Consider the function f(x) = -2 x^3 + 36 x^2 - 162 x + 2. There are two critical points, A and B where A < B:
A = and B =
f''(A)=
f''(B)=
Therefore f(x) has a relative at A (MAX or MIN)
and a relative at B (MAX or MIN).
plain old power rule here.
f'(x) = -6x^2 + 72x - 162
= -6(x^2 - 12x + 27)
f"(x) = -12x + 72
= -12(x-6)
So, f' = 0 when x = 3 or 9
f"(3) > 0 so f is concave up (min)
f"(9) < 0 so f is concave down (max)
Note that you can also just rely on what you know about the general shape of cubics to identify the max/min-ness of the extrema.
To find the critical points for the function f(x) = -2x^3 + 36x^2 - 162x + 2, we need to take the derivative and set it equal to zero.
First, let's find the first derivative of f(x):
f'(x) = -6x^2 + 72x - 162
Now, let's set f'(x) equal to zero and solve for x:
-6x^2 + 72x - 162 = 0
To solve this quadratic equation, we can either use factoring, completing the square, or the quadratic formula.

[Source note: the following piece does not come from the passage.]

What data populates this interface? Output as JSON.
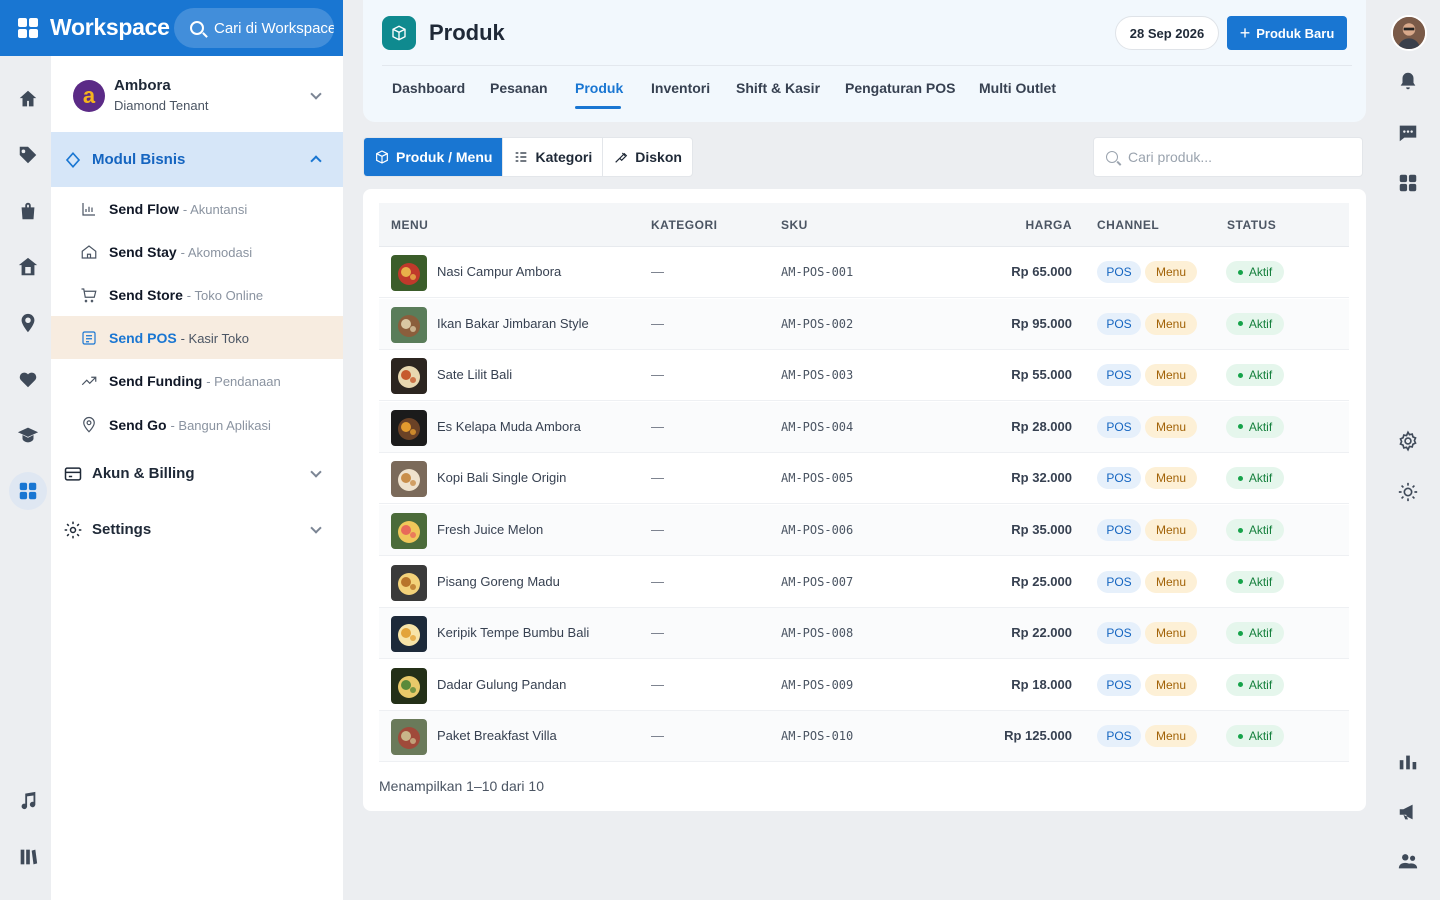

However, in this case, factoring the equation is a bit challenging, so we'll use the quadratic formula:
x = (-b ± √(b^2 - 4ac)) / 2a
Plugging in the values for a, b, and c:
a = -6, b = 72, c = -162
We get:
x = (-72 ± √(72^2 - 4(-6)(-162))) / 2(-6)
x = (-72 ± √(5184 - 1944)) / -12
x = (-72 ± √3240) / -12
x = (-72 ± 9√10) / -12
Simplifying further:
x = (6 ± √10) / 2
So, we have two critical points:
A = (6 - √10) / 2 ≈ 1.172
B = (6 + √10) / 2 ≈ 4.828
To find the second derivative of f(x), we need to take the derivative of f'(x):
f''(x) = -12x + 72
Now, let's evaluate f''(A) and f''(B):
f''(A) = -12(A) + 72
= -12((6 - √10) / 2) + 72
= -12(6/2 - √10/2) + 72
= -12(3 - √10/2) + 72
= -36 + 6√10 + 72
= 6√10 + 36
f''(B) = -12(B) + 72
= -12((6 + √10) / 2) + 72
= -12(6/2 + √10/2) + 72
= -12(3 + √10/2) + 72
= -36 - 6√10 + 72
= -6√10 + 36
Next, let's determine the nature of the critical points A and B.
Since f''(A) is positive (6√10 + 36 > 0), the second derivative test tells us that at the critical point A, f(x) has a relative minimum.
Similarly, since f''(B) is negative (-6√10 + 36 < 0), the second derivative test tells us that at the critical point B, f(x) has a relative maximum.
Therefore, we can conclude that f(x) has a relative minimum at A and a relative maximum at B.